É a área da Medicina Dentária que se dedica à substituição de dentes perdidos através de implantes dentários. Actualmente oferece uma variedade de soluções, adaptadas a cada situação, que permitem recuperar a qualidade de vida, sorriso e autoconfiança das pessoas.

Esta área deve ser vista como mais uma alternativa de tratamento, tal como as próteses removíveis e as próteses fixas.

Fases de tratamento

Genericamente, o tratamento com implantes inclui quatro fases:

Fase de planificação – Implica o estudo do caso (exame clínico e radiográfico) e pode revelar-se mais ou menos complexa dependendo da situação inicial. Pode também englobar a realização de outros tratamentos dentários que visem alcançar uma boa saúde oral prévia ao tratamento com implantes.

Fase cirúrgica – Consiste na realização de uma cirurgia com vista à colocação do implante em contacto direto com o osso (osteointegração).

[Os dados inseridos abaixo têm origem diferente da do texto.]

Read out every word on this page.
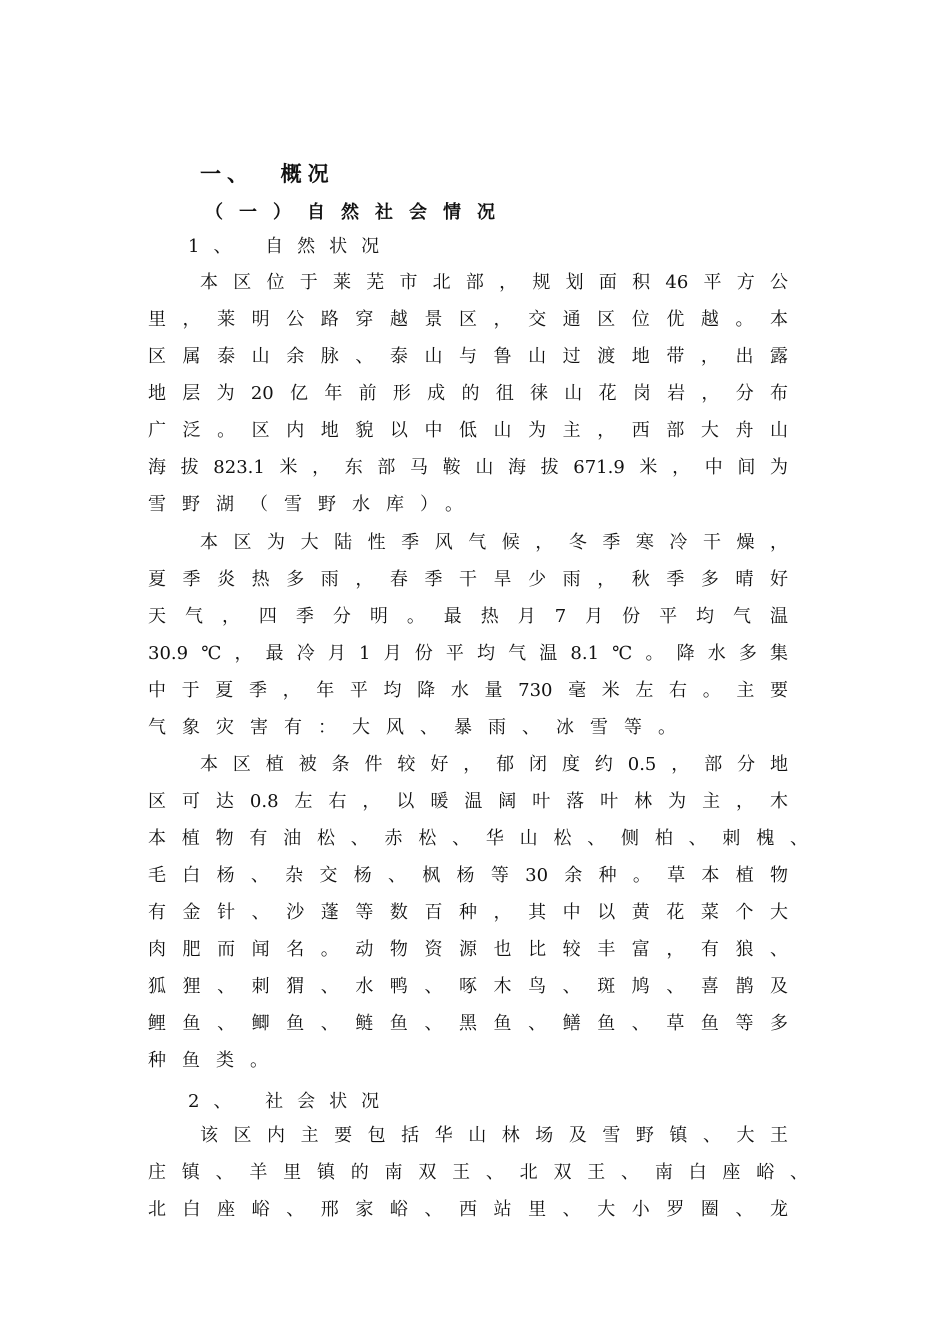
一、  概况
（一）自然社会情况
1、 自然状况
本区位于莱芜市北部，规划面积46平方公
里，莱明公路穿越景区，交通区位优越。本
区属泰山余脉、泰山与鲁山过渡地带，出露
地层为20亿年前形成的徂徕山花岗岩，分布
广泛。区内地貌以中低山为主，西部大舟山
海拔823.1米，东部马鞍山海拔671.9米，中间为
雪野湖（雪野水库）。
本区为大陆性季风气候，冬季寒冷干燥，
夏季炎热多雨，春季干旱少雨，秋季多晴好
天气，四季分明。最热月7月份平均气温
30.9℃，最冷月1月份平均气温8.1℃。降水多集
中于夏季，年平均降水量730毫米左右。主要
气象灾害有：大风、暴雨、冰雪等。
本区植被条件较好，郁闭度约0.5，部分地
区可达0.8左右，以暖温阔叶落叶林为主，木
本植物有油松、赤松、华山松、侧柏、刺槐、
毛白杨、杂交杨、枫杨等30余种。草本植物
有金针、沙蓬等数百种，其中以黄花菜个大
肉肥而闻名。动物资源也比较丰富，有狼、
狐狸、刺猬、水鸭、啄木鸟、斑鸠、喜鹊及
鲤鱼、鲫鱼、鲢鱼、黑鱼、鳝鱼、草鱼等多
种鱼类。
2、 社会状况
该区内主要包括华山林场及雪野镇、大王
庄镇、羊里镇的南双王、北双王、南白座峪、
北白座峪、邢家峪、西站里、大小罗圈、龙
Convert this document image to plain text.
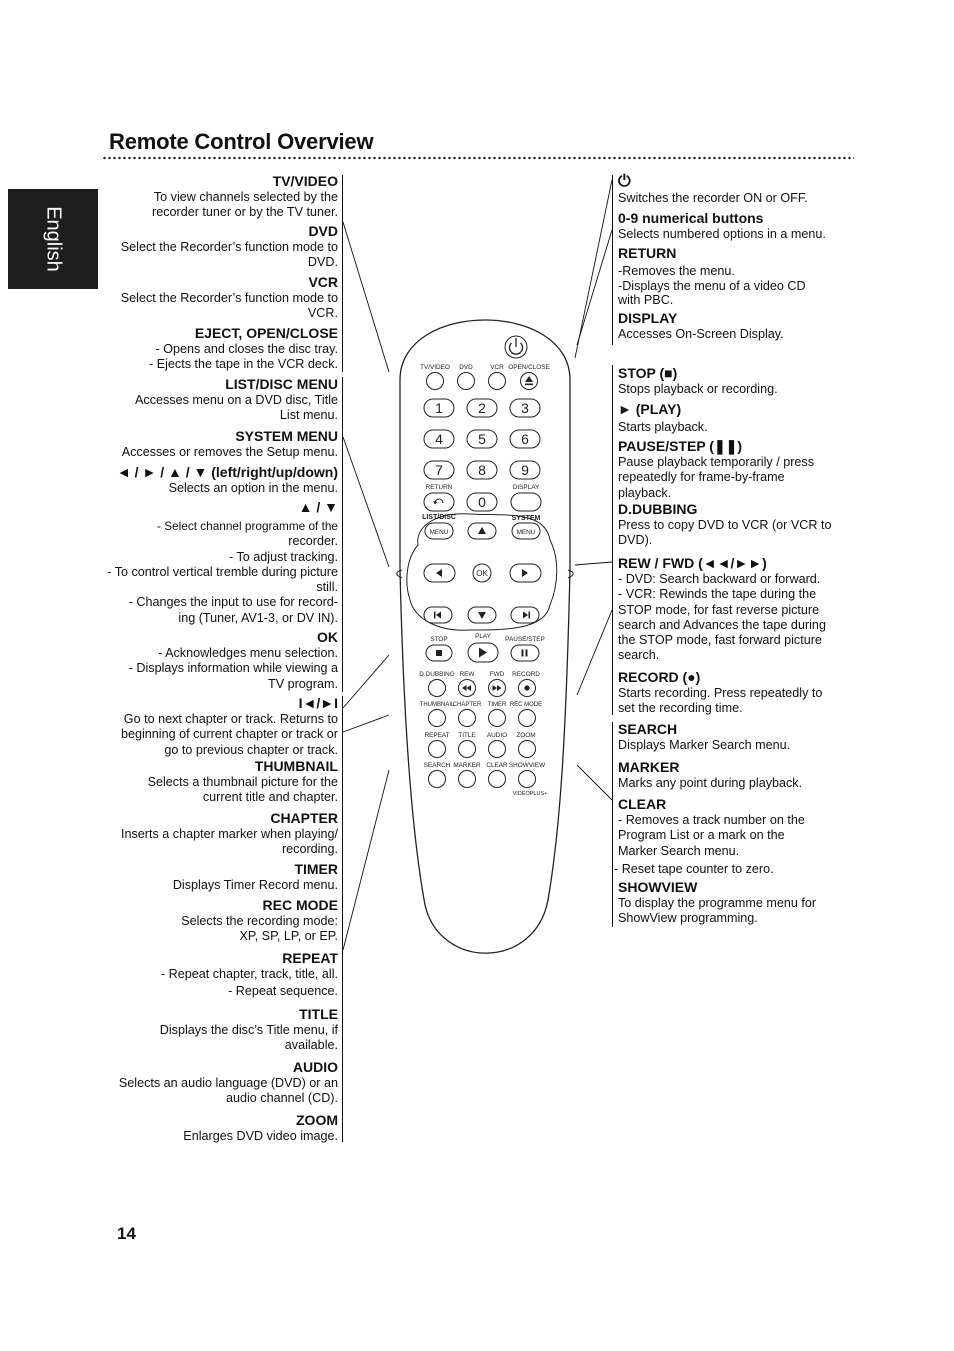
Remote Control Overview
English
14
TV/VIDEO

To view channels selected by the

recorder tuner or by the TV tuner.

DVD

Select the Recorder’s function mode to

DVD.

VCR

Select the Recorder’s function mode to

VCR.

EJECT, OPEN/CLOSE

- Opens and closes the disc tray.

- Ejects the tape in the VCR deck.

LIST/DISC MENU

Accesses menu on a DVD disc, Title

List menu.

SYSTEM MENU

Accesses or removes the Setup menu.

◄ / ► / ▲ / ▼ (left/right/up/down)

Selects an option in the menu.

▲ / ▼

- Select channel programme of the

recorder.

- To adjust tracking.

- To control vertical tremble during picture

still.

- Changes the input to use for record-

ing (Tuner, AV1-3, or DV IN).

OK

- Acknowledges menu selection.

- Displays information while viewing a

TV program.

I◄/►I

Go to next chapter or track. Returns to

beginning of current chapter or track or

go to previous chapter or track.

THUMBNAIL

Selects a thumbnail picture for the

current title and chapter.

CHAPTER

Inserts a chapter marker when playing/

recording.

TIMER

Displays Timer Record menu.

REC MODE

Selects the recording mode:

XP, SP, LP, or EP.

REPEAT

- Repeat chapter, track, title, all.

- Repeat sequence.

TITLE

Displays the disc’s Title menu, if

available.

AUDIO

Selects an audio language (DVD) or an

audio channel (CD).

ZOOM

Enlarges DVD video image.

⏻

Switches the recorder ON or OFF.

0-9 numerical buttons

Selects numbered options in a menu.

RETURN

-Removes the menu.

-Displays the menu of a video CD

with PBC.

DISPLAY

Accesses On-Screen Display.

STOP (■)

Stops playback or recording.

► (PLAY)

Starts playback.

PAUSE/STEP (❚❚)

Pause playback temporarily / press

repeatedly for frame-by-frame

playback.

D.DUBBING

Press to copy DVD to VCR (or VCR to

DVD).

REW / FWD (◄◄/►►)

- DVD: Search backward or forward.

- VCR: Rewinds the tape during the

STOP mode, for fast reverse picture

search and Advances the tape during

the STOP mode, fast forward picture

search.

RECORD (●)

Starts recording. Press repeatedly to

set the recording time.

SEARCH

Displays Marker Search menu.

MARKER

Marks any point during playback.

CLEAR

- Removes a track number on the

Program List or a mark on the

Marker Search menu.

- Reset tape counter to zero.

SHOWVIEW

To display the programme menu for

ShowView programming.

TV/VIDEO DVD	VCR OPEN/CLOSE
1	2	3
4	5	6
7	8	9
0
RETURN	DISPLAY
LIST/DISC	SYSTEM
MENU	MENU
OK
STOP	PLAY PAUSE/STEP
D.DUBBING REW FWD RECORD
THUMBNAIL
CHAPTER TIMER REC MODE
REPEAT TITLE AUDIO ZOOM
SEARCH MARKER CLEAR SHOWVIEW
VIDEOPLUS+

Em casos específicos onde existam limitações em termos de quantidade de osso, pode revelar-se necessário realizar procedimentos cirúrgicos prévios para obtê-lo.

Fase restauradora – Consiste num conjunto de procedimentos necessários à confeção da prótese a colocar sobre os implantes, e pode ser realizada no mesmo dia da cirurgia ou até 6 meses depois, dependendo do caso clínico.

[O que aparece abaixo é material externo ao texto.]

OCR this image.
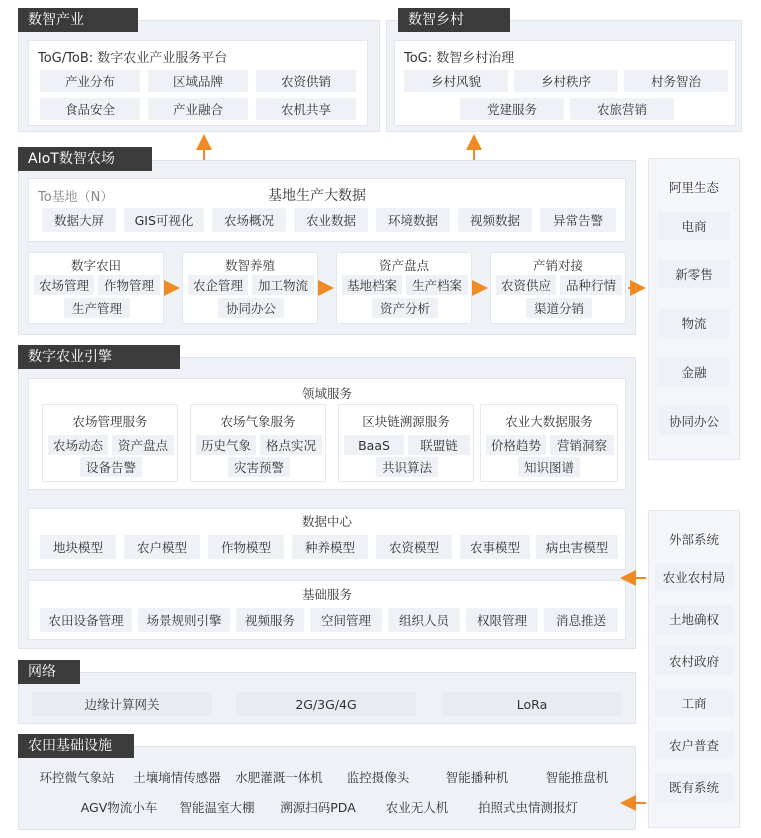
数智产业
ToG/ToB: 数字农业产业服务平台
产业分布	区域品牌	农资供销
食品安全	产业融合	农机共享
数智乡村
ToG: 数智乡村治理
乡村风貌	乡村秩序	村务智治
党建服务	农旅营销
AIoT数智农场
To基地（N）	基地生产大数据
数据大屏	GIS可视化	农场概况	农业数据	环境数据	视频数据	异常告警
数字农田
农场管理	作物管理
生产管理
数智养殖
农企管理	加工物流
协同办公
资产盘点
基地档案	生产档案
资产分析
产销对接
农资供应	品种行情
渠道分销
数字农业引擎
领域服务
农场管理服务
农场动态	资产盘点
设备告警
农场气象服务
历史气象	格点实况
灾害预警
区块链溯源服务
BaaS	联盟链
共识算法
农业大数据服务
价格趋势	营销洞察
知识图谱
数据中心
地块模型	农户模型	作物模型	种养模型	农资模型	农事模型	病虫害模型
基础服务
农田设备管理	场景规则引擎	视频服务	空间管理	组织人员	权限管理	消息推送
网络
边缘计算网关	2G/3G/4G	LoRa
农田基础设施
环控微气象站	土壤墒情传感器	水肥灌溉一体机	监控摄像头	智能播种机	智能推盘机
AGV物流小车	智能温室大棚	溯源扫码PDA	农业无人机	拍照式虫情测报灯
阿里生态
电商
新零售
物流
金融
协同办公
外部系统
农业农村局
土地确权
农村政府
工商
农户普查
既有系统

Fase de manutenção – É talvez a fase mais importante de todo o tratamento, uma vez que é a partir daqui que os cuidados de saúde oral realizados pelo utente e pelo médico dentista irão determinar a durabilidade e a qualidade de todo o tratamento realizado.

Vantagens

A maior vantagem desta opção terapêutica é o facto de permitir a reabilitação oral que mais se aproxima da dentição natural em termos fisiológicos e de conforto, devolvendo a função estética e mastigatória na sua totalidade.

Para além disso, os implantes oferecem um conjunto de vantagens que contribuem para a preservação da saúde oral:

– As raízes artificiais funcionam como dentes naturais, não se sentindo praticamente qualquer diferença;

– São fabricados em titânio, um material biocompatível que não induz rejeição ou reação indesejável no corpo humano;

– A sua colocação pode ser realizada através de um procedimento rápido e minimamente invasivo. Ao contrário das pontes convencionais removíveis e fixas não afetam os dentes adjacentes;

– Por serem ancoradas no osso, as próteses suportadas por implantes fornecem estabilidade e conforto, eliminando os principais problemas e incómodos causados pelas próteses convencionais removíveis: dificuldades de ajustamento/ adaptação, pressão e irritação da gengiva, dificuldades em mastigar e falar e constrangimento social.

Conselhos para a higiene oral dos implantes:

Cuidados pelo utente: A escovagem diária e a utilização de fio são essenciais para o sucesso a longo prazo dos implantes dentários. Há um conjunto de outros produtos que poderão estar indicados e o profissional de saúde estabelecerá um regime de higiene oral específico para cada utente.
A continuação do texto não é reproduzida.